A State Budget “Framework” Agreed Upon

Mark Laluan

Senate consents that it will slash $7.5 billion from social
services and education

This Thursday marks over 90 days since the July 1 deadline to adopt a state budget was missed.

In just over three months California’s lawmakers have moved only in small increments towards a budget deal. The major logjam blocking a definitive agreement is California’s $19 billion budget deficit.

Last week key Republican and Democratic leaders met with Governor Arnold Schwarzenegger to hammer out what has been called a budget “framework”. This series of compromises and tradeoffs agreed by the Governor, Republicans, and Democrats is focused plugging the $19 billion deficit hole.

All sides have agreed to over $7.5 billion in cuts to various state services and have given broad indications of areas such as education and welfare that will be receiving less money in the next budget. Yet all sides remain mum on the exact particulars of which specific programs will be cut and how the cuts will be implemented.

When asked if last week’s negotiations would lead to a budget being passed in the near future Cal State East Bay political science professor, Dr. David Baggins said, “Both sides certainly are keeping an eye on the polls regarding movement to majority voting in budgeting. The more it looks like it might pass the more Republicans must broker now, while they have a seat at the table.”

As the two-thirds majority required in both the State Senate and State Assembly to pass fiscal measures remains in place, the Republicans continue to exercise a de facto veto power on the budget by keeping Democrats from achieving that two-thirds supermajority.

The Governor still continues to press ahead with his demands for state pension reform at a scaled rate. The Governor, though a Republican, has been thus far unwilling to back to radical cuts that the California Republican Party has backed in recent months.

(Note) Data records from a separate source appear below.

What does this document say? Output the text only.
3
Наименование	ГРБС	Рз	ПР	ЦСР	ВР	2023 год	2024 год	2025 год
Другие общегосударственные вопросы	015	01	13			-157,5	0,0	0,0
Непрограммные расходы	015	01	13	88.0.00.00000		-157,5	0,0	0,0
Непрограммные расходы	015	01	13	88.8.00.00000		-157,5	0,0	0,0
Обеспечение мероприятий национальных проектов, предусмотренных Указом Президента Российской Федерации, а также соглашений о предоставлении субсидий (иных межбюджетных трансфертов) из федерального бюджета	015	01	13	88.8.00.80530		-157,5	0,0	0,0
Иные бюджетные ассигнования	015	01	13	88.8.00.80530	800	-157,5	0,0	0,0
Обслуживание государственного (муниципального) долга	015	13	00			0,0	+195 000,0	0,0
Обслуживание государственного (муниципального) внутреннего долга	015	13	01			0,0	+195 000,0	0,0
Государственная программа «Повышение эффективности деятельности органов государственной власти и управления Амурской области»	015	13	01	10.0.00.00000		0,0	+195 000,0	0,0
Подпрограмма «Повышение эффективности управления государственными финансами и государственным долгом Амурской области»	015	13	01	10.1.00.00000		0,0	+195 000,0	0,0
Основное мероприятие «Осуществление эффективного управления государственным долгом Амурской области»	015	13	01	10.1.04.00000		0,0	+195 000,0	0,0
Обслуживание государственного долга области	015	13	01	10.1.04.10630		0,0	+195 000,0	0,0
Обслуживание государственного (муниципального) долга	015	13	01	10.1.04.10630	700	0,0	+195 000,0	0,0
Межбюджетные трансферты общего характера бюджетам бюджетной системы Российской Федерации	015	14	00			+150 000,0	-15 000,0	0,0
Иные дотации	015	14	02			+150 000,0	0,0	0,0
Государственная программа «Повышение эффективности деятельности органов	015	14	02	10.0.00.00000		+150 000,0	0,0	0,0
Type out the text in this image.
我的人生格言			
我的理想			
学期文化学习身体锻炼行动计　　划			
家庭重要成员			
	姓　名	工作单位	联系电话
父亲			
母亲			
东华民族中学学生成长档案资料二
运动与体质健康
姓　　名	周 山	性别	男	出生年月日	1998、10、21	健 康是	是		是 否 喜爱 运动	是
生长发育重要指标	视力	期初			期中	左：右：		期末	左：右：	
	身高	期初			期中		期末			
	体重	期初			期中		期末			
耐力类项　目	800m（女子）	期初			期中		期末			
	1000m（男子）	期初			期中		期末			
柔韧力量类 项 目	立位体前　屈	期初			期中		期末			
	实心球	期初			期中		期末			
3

Democrats have proven willing to debate pension reform but have demanded that any negotiations involve labor unions sitting at the table. The key provision being up for discussion is a 1999 law that raised state worker’s pensions.

Labor unions form a key constituency for the Democrats and Democratic leadership has shown no signs of negotiating changes to state pensions without them. However, Republicans remain adamant at keeping union pressure out of negotiations.

Union membership in California has declined from 18.3 percent in June of 2009 to 17.6 percent in June of this year according to a University of California Los Angles study ‘The State of the Unions in 2010: A Profile of Union Membership in Los Angeles, California and the Nation’.

The same study indications that union membership has declined in California faster than any other area in the nation. With the relevance of unions dependent on their ability to accrue benefits for their members, there is no doubt that unions will fight and threat to their bottom lines that pension reform may inflict upon them.

Education was a key area where Democrats chose to compromise with Republican demands. Democrats abandoned a proposal that K-12 education funding be raised by $2 billion.

Additionally Republicans solidly blocked proposals for an oil severance tax, an increase in vehicle licensing fees, and a proposal that would raise income tax while at the same time lower sales taxes.

Republicans in return for Democratic concessions on education, abandoned portions of their proposal to rollback state welfare benefits. The Republican’s abandoning proposals for cuts to state provided child care services, which would have affected 142,000 children, was one of the major concessions the Democrats gained.

Meanwhile as the budget moves forward towards passing in small increments, state services have begun to shut down as the money needed to keep said services in operations begins to run out.

State Controller John Chiang has predicted that the lack of money budgeted may force California to begin issuing IOUs to pay for state employee salaries and services as early as this October.